My client’s situation was not strategic, however after understanding the risks and potential downsides involved, the parties in my case realized it was better to leave each other alone willingly, and we reached an agreement to dismiss the cross-petitions. This was truly the best outcome for my client, who worked in a field where this would have significantly limited future career growth. In fact, many of the cases where both sides have attorneys tend to be resolved this way, as once someone sits down and explains the long-term risks and downsides involved, anger tends to subside and rational choices can be made, where the parties have all of the information necessary to make an informed decision.

My worry is for the large number of pro se parties who proceed with cross-Petitions, and which Petitions are oftentimes granted against both parties, without any understanding of the long-term effects it may have on their future and career choices. If you are a victim of abuse, or are truly in fear for your safety, then filing a Petition for an Injunction for Protection may well be a life-saver, and you should not hesitate. But if your situation does not involve physical violence or a legitimate threat to your safety, then the downside risks really must be carefully weighed and considered.

Banks Finally Catching on to Collection of Deficiency Judgments

I ran across this article in the Wall Street Journal the other day, entitled “The House is Gone but the Debt Lives On:”
Which raises a rather disconcerting point that I have long been worried over; A staggeringly large segment of the population of the State of Florida has suffered through a mortgage foreclosure in the past 5 years, and during that same time the economy and local real estate markets collapsed. The combination of these factors meant that virtually every single one of these foreclosed properties sold for less (often far less) than its mortgage value at the judicial sale, leaving a balance owed by the foreclosed homeowner.

Lenders have, thus far, been sleeping on their rights when it came to collecting these deficiencies, due to a variety of factors, not the least of which is that most of them were TARP recipients and only avoided collapse with the aid of bailouts from the same taxpayers they were foreclosing on. So they were in something of a public-relations catch-22 when it came to playing hardball. But 2008 is now a fading memory, at least in the eyes of Washington and the media, and time has marched on. Many banks failed, and the ones that remain ultimately repaid their government bailout funds.
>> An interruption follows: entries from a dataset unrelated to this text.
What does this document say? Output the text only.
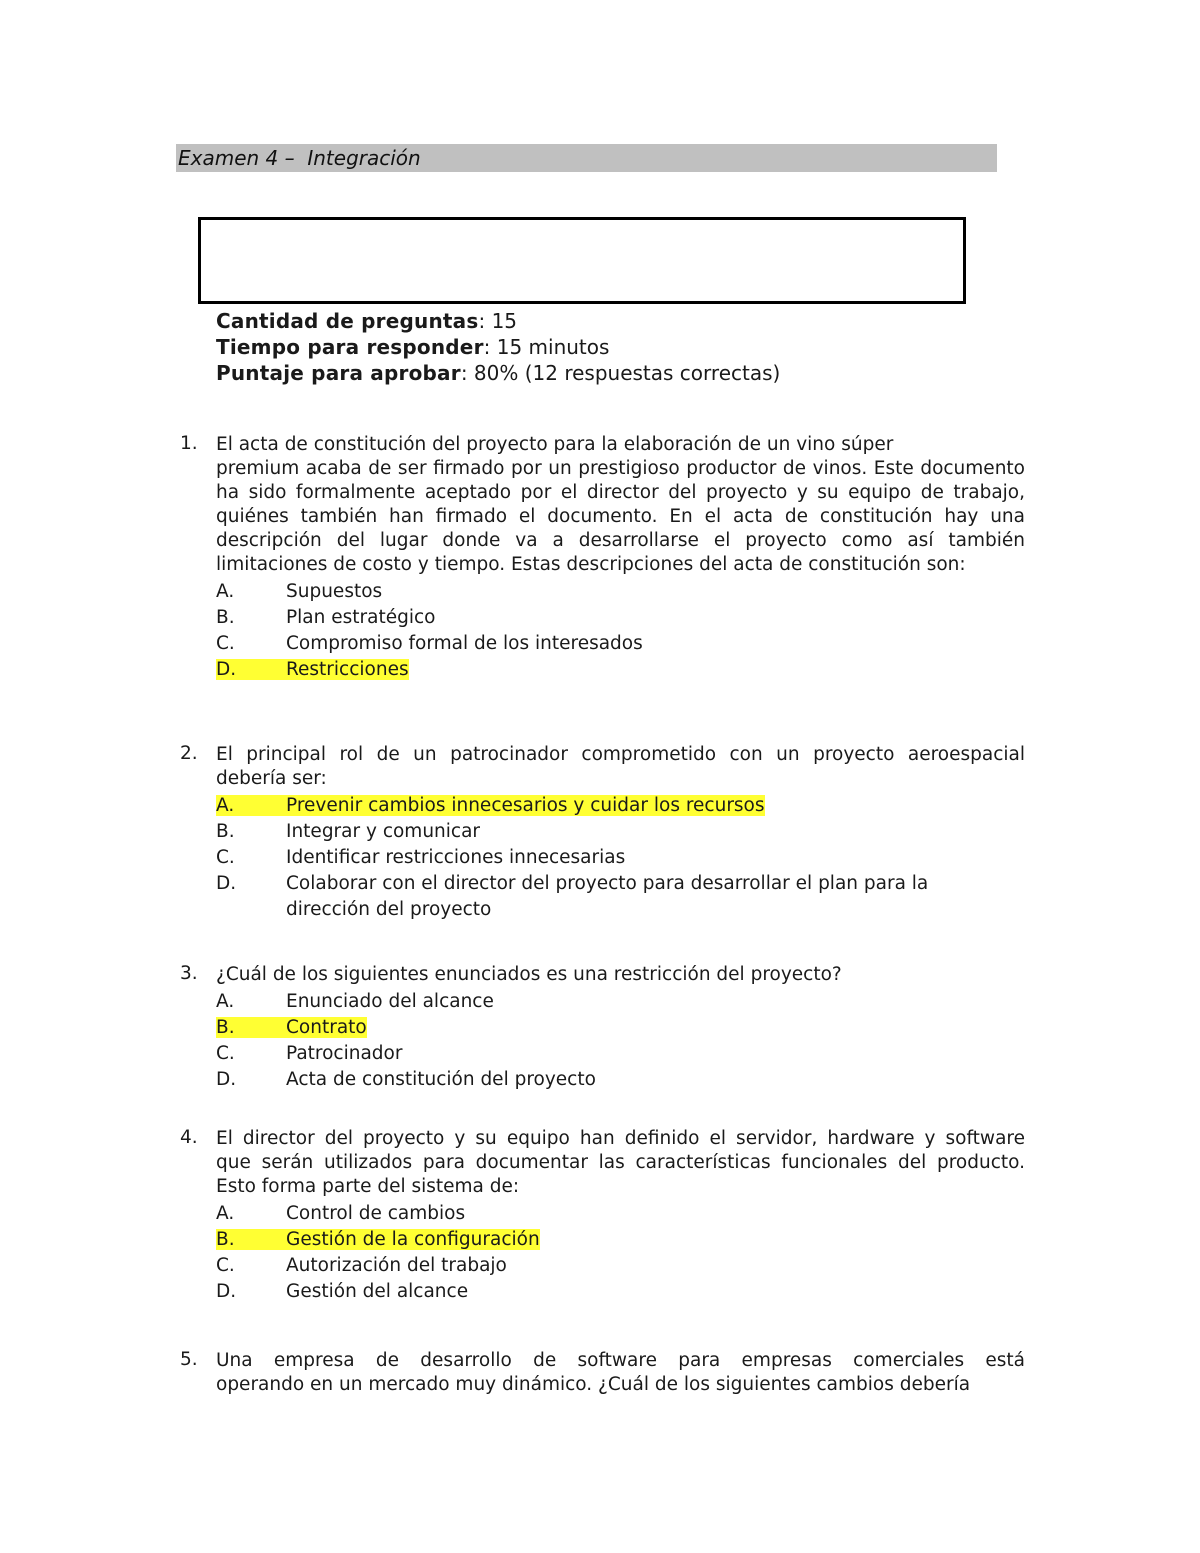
Examen 4 –  Integración
Cantidad de preguntas: 15
Tiempo para responder: 15 minutos
Puntaje para aprobar: 80% (12 respuestas correctas)
1. El acta de constitución del proyecto para la elaboración de un vino súper
premium acaba de ser firmado por un prestigioso productor de vinos. Este documento ha sido formalmente aceptado por el director del proyecto y su equipo de trabajo, quiénes también han firmado el documento. En el acta de constitución hay una descripción del lugar donde va a desarrollarse el proyecto como así también limitaciones de costo y tiempo. Estas descripciones del acta de constitución son:
A.	Supuestos
B.	Plan estratégico
C.	Compromiso formal de los interesados
D.	Restricciones
2. El principal rol de un patrocinador comprometido con un proyecto aeroespacial
debería ser:
A.	Prevenir cambios innecesarios y cuidar los recursos
B.	Integrar y comunicar
C.	Identificar restricciones innecesarias
D.	Colaborar con el director del proyecto para desarrollar el plan para la dirección del proyecto
3. ¿Cuál de los siguientes enunciados es una restricción del proyecto?
A.	Enunciado del alcance
B.	Contrato
C.	Patrocinador
D.	Acta de constitución del proyecto
4. El director del proyecto y su equipo han definido el servidor, hardware y software
que serán utilizados para documentar las características funcionales del producto. Esto forma parte del sistema de:
A.	Control de cambios
B.	Gestión de la configuración
C.	Autorización del trabajo
D.	Gestión del alcance
5. Una empresa de desarrollo de software para empresas comerciales está
operando en un mercado muy dinámico. ¿Cuál de los siguientes cambios debería
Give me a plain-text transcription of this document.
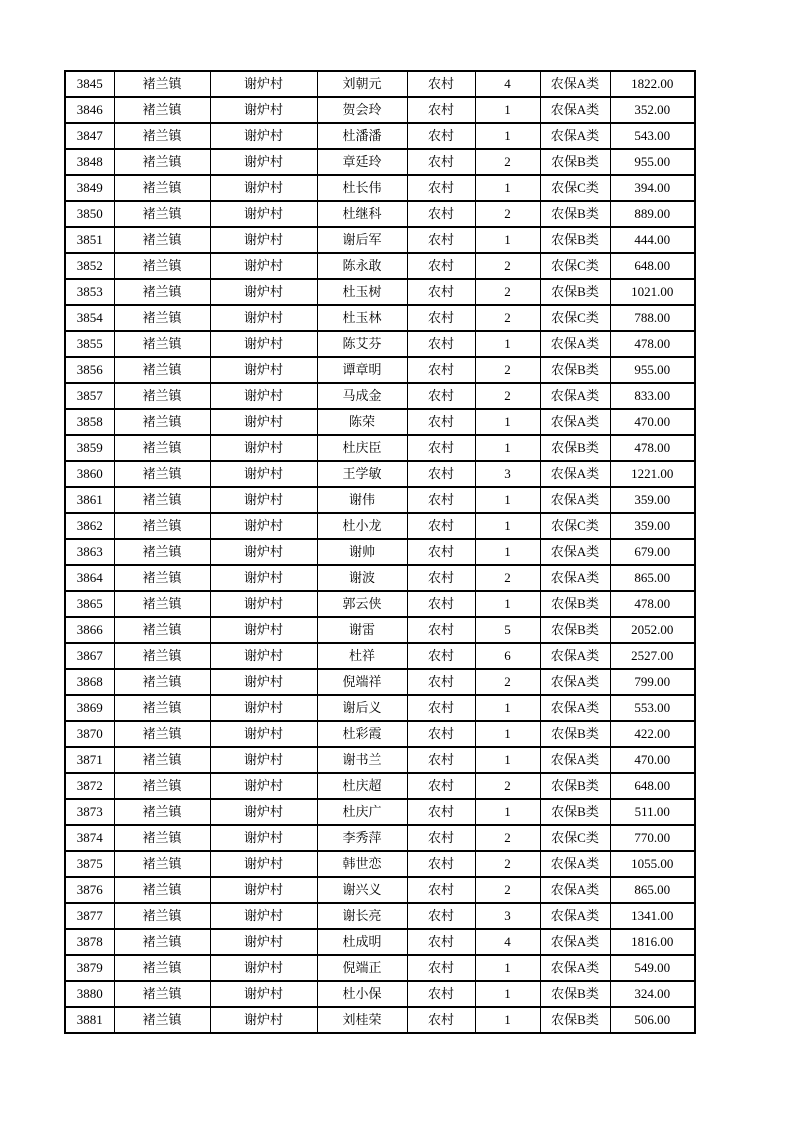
3845	褚兰镇	谢炉村	刘朝元	农村	4	农保A类	1822.00
3846	褚兰镇	谢炉村	贺会玲	农村	1	农保A类	352.00
3847	褚兰镇	谢炉村	杜潘潘	农村	1	农保A类	543.00
3848	褚兰镇	谢炉村	章廷玲	农村	2	农保B类	955.00
3849	褚兰镇	谢炉村	杜长伟	农村	1	农保C类	394.00
3850	褚兰镇	谢炉村	杜继科	农村	2	农保B类	889.00
3851	褚兰镇	谢炉村	谢后军	农村	1	农保B类	444.00
3852	褚兰镇	谢炉村	陈永敢	农村	2	农保C类	648.00
3853	褚兰镇	谢炉村	杜玉树	农村	2	农保B类	1021.00
3854	褚兰镇	谢炉村	杜玉林	农村	2	农保C类	788.00
3855	褚兰镇	谢炉村	陈艾芬	农村	1	农保A类	478.00
3856	褚兰镇	谢炉村	谭章明	农村	2	农保B类	955.00
3857	褚兰镇	谢炉村	马成金	农村	2	农保A类	833.00
3858	褚兰镇	谢炉村	陈荣	农村	1	农保A类	470.00
3859	褚兰镇	谢炉村	杜庆臣	农村	1	农保B类	478.00
3860	褚兰镇	谢炉村	王学敏	农村	3	农保A类	1221.00
3861	褚兰镇	谢炉村	谢伟	农村	1	农保A类	359.00
3862	褚兰镇	谢炉村	杜小龙	农村	1	农保C类	359.00
3863	褚兰镇	谢炉村	谢帅	农村	1	农保A类	679.00
3864	褚兰镇	谢炉村	谢波	农村	2	农保A类	865.00
3865	褚兰镇	谢炉村	郭云侠	农村	1	农保B类	478.00
3866	褚兰镇	谢炉村	谢雷	农村	5	农保B类	2052.00
3867	褚兰镇	谢炉村	杜祥	农村	6	农保A类	2527.00
3868	褚兰镇	谢炉村	倪端祥	农村	2	农保A类	799.00
3869	褚兰镇	谢炉村	谢后义	农村	1	农保A类	553.00
3870	褚兰镇	谢炉村	杜彩霞	农村	1	农保B类	422.00
3871	褚兰镇	谢炉村	谢书兰	农村	1	农保A类	470.00
3872	褚兰镇	谢炉村	杜庆超	农村	2	农保B类	648.00
3873	褚兰镇	谢炉村	杜庆广	农村	1	农保B类	511.00
3874	褚兰镇	谢炉村	李秀萍	农村	2	农保C类	770.00
3875	褚兰镇	谢炉村	韩世恋	农村	2	农保A类	1055.00
3876	褚兰镇	谢炉村	谢兴义	农村	2	农保A类	865.00
3877	褚兰镇	谢炉村	谢长亮	农村	3	农保A类	1341.00
3878	褚兰镇	谢炉村	杜成明	农村	4	农保A类	1816.00
3879	褚兰镇	谢炉村	倪端正	农村	1	农保A类	549.00
3880	褚兰镇	谢炉村	杜小保	农村	1	农保B类	324.00
3881	褚兰镇	谢炉村	刘桂荣	农村	1	农保B类	506.00
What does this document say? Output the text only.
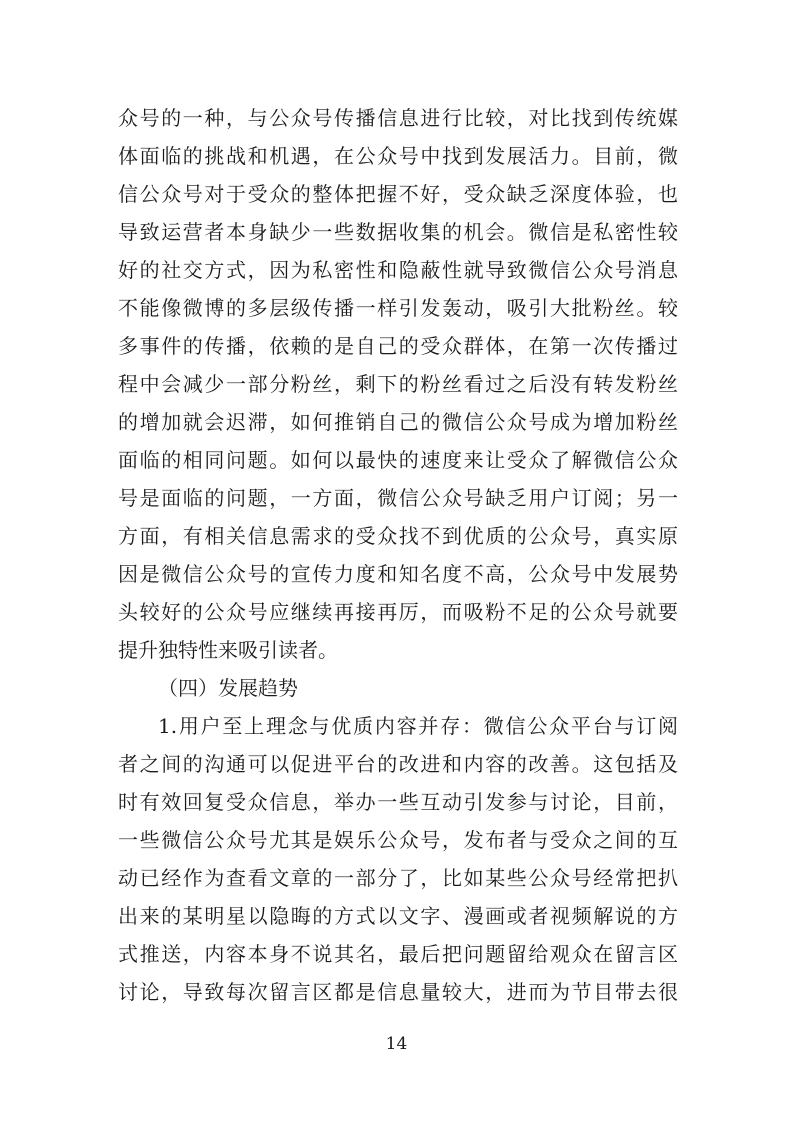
众号的一种，与公众号传播信息进行比较，对比找到传统媒
体面临的挑战和机遇，在公众号中找到发展活力。目前，微
信公众号对于受众的整体把握不好，受众缺乏深度体验，也
导致运营者本身缺少一些数据收集的机会。微信是私密性较
好的社交方式，因为私密性和隐蔽性就导致微信公众号消息
不能像微博的多层级传播一样引发轰动，吸引大批粉丝。较
多事件的传播，依赖的是自己的受众群体，在第一次传播过
程中会减少一部分粉丝，剩下的粉丝看过之后没有转发粉丝
的增加就会迟滞，如何推销自己的微信公众号成为增加粉丝
面临的相同问题。如何以最快的速度来让受众了解微信公众
号是面临的问题，一方面，微信公众号缺乏用户订阅；另一
方面，有相关信息需求的受众找不到优质的公众号，真实原
因是微信公众号的宣传力度和知名度不高，公众号中发展势
头较好的公众号应继续再接再厉，而吸粉不足的公众号就要
提升独特性来吸引读者。
（四）发展趋势
1.用户至上理念与优质内容并存：微信公众平台与订阅
者之间的沟通可以促进平台的改进和内容的改善。这包括及
时有效回复受众信息，举办一些互动引发参与讨论，目前，
一些微信公众号尤其是娱乐公众号，发布者与受众之间的互
动已经作为查看文章的一部分了，比如某些公众号经常把扒
出来的某明星以隐晦的方式以文字、漫画或者视频解说的方
式推送，内容本身不说其名，最后把问题留给观众在留言区
讨论，导致每次留言区都是信息量较大，进而为节目带去很
14
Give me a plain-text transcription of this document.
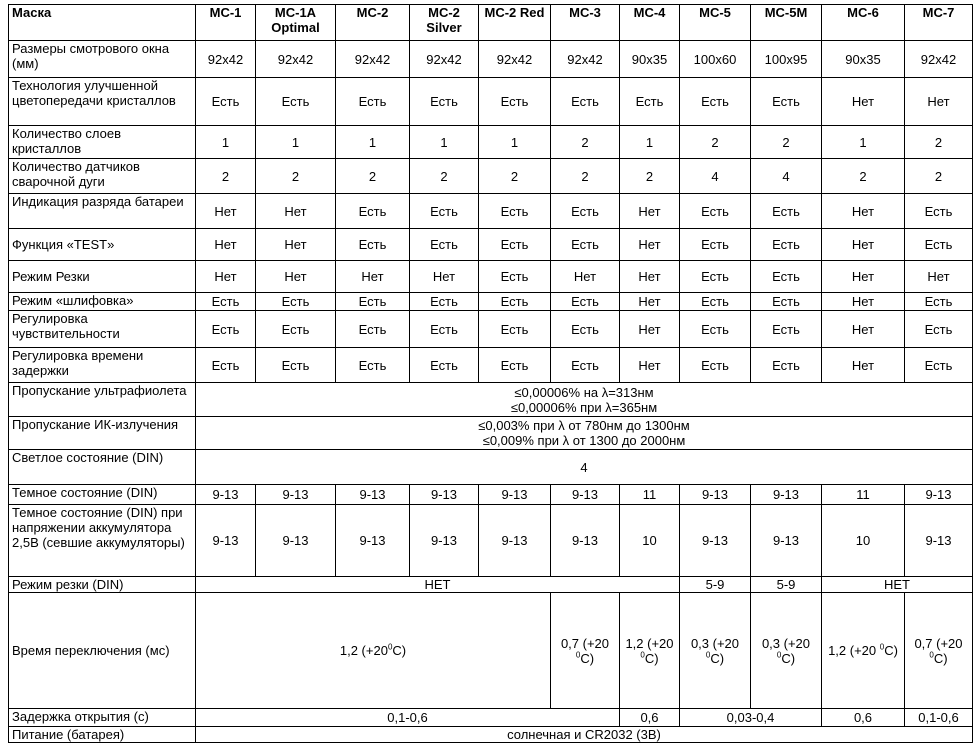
Маска	МС-1	МС-1А Optimal	МС-2	МС-2 Silver	МС-2 Red	МС-3	МС-4	МС-5	МС-5М	МС-6	МС-7
Размеры смотрового окна (мм)	92x42	92x42	92x42	92x42	92x42	92x42	90x35	100x60	100x95	90x35	92x42
Технология улучшенной цветопередачи кристаллов	Есть	Есть	Есть	Есть	Есть	Есть	Есть	Есть	Есть	Нет	Нет
Количество слоев кристаллов	1	1	1	1	1	2	1	2	2	1	2
Количество датчиков сварочной дуги	2	2	2	2	2	2	2	4	4	2	2
Индикация разряда батареи	Нет	Нет	Есть	Есть	Есть	Есть	Нет	Есть	Есть	Нет	Есть
Функция «TEST»	Нет	Нет	Есть	Есть	Есть	Есть	Нет	Есть	Есть	Нет	Есть
Режим Резки	Нет	Нет	Нет	Нет	Есть	Нет	Нет	Есть	Есть	Нет	Нет
Режим «шлифовка»	Есть	Есть	Есть	Есть	Есть	Есть	Нет	Есть	Есть	Нет	Есть
Регулировка чувствительности	Есть	Есть	Есть	Есть	Есть	Есть	Нет	Есть	Есть	Нет	Есть
Регулировка времени задержки	Есть	Есть	Есть	Есть	Есть	Есть	Нет	Есть	Есть	Нет	Есть
Пропускание ультрафиолета	≤0,00006% на λ=313нм
≤0,00006% при λ=365нм										
Пропускание ИК-излучения	≤0,003% при λ от 780нм до 1300нм
≤0,009% при λ от 1300 до 2000нм										
Светлое состояние (DIN)	4										
Темное состояние (DIN)	9-13	9-13	9-13	9-13	9-13	9-13	11	9-13	9-13	11	9-13
Темное состояние (DIN) при напряжении аккумулятора 2,5В (севшие аккумуляторы)	9-13	9-13	9-13	9-13	9-13	9-13	10	9-13	9-13	10	9-13
Режим резки (DIN)	НЕТ							5-9	5-9	НЕТ	
Время переключения (мс)	1,2 $(+20^0C)$					0,7 (+20 $^0$C)	1,2 (+20 $^0$C)	0,3 (+20 $^0$C)	0,3 (+20 $^0$C)	1,2 (+20 $^0$C)	0,7 (+20 $^0$C)
Задержка открытия (с)	0,1-0,6						0,6	0,03-0,4		0,6	0,1-0,6
Питание (батарея)	солнечная и CR2032 (3В)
With banks no longer bound by many of the same public relations concerns, they are now beginning to go about collecting on these outstanding mortgage deficiencies. Some are selling the debts to collection agencies or junk debt buyers, and others are beginning to go after homeowners directly. As always in credit and collections law, those with salaries and personal property to garnish and attach are the most likely targets of collection efforts. Another wrinkle is mortgage insurors, who additionally may have the right to collect on a mortgage deficiency.

I suspect that, as 2012 arrives, many people who were forced to walk away from a home or investment property, and who have thought that heart-wrenching period of turmoil was over, are going to wind up with a nasty surprise, as this appears to be the new hot-ticket item for collectors and junk debt buyers. Thankfully, these deficiencies are dischargeable in bankruptcy, and because of the sheer size of the obligation (deficiencies often run several hundred thousand dollars) the former homeowners are more likely to qualify for a Chapter 7, wherein the deficiency can be completely eliminated. Even so, it strikes me that just when people thought they were moving forward, out pops another roadblock, courtesy of the financial crisis.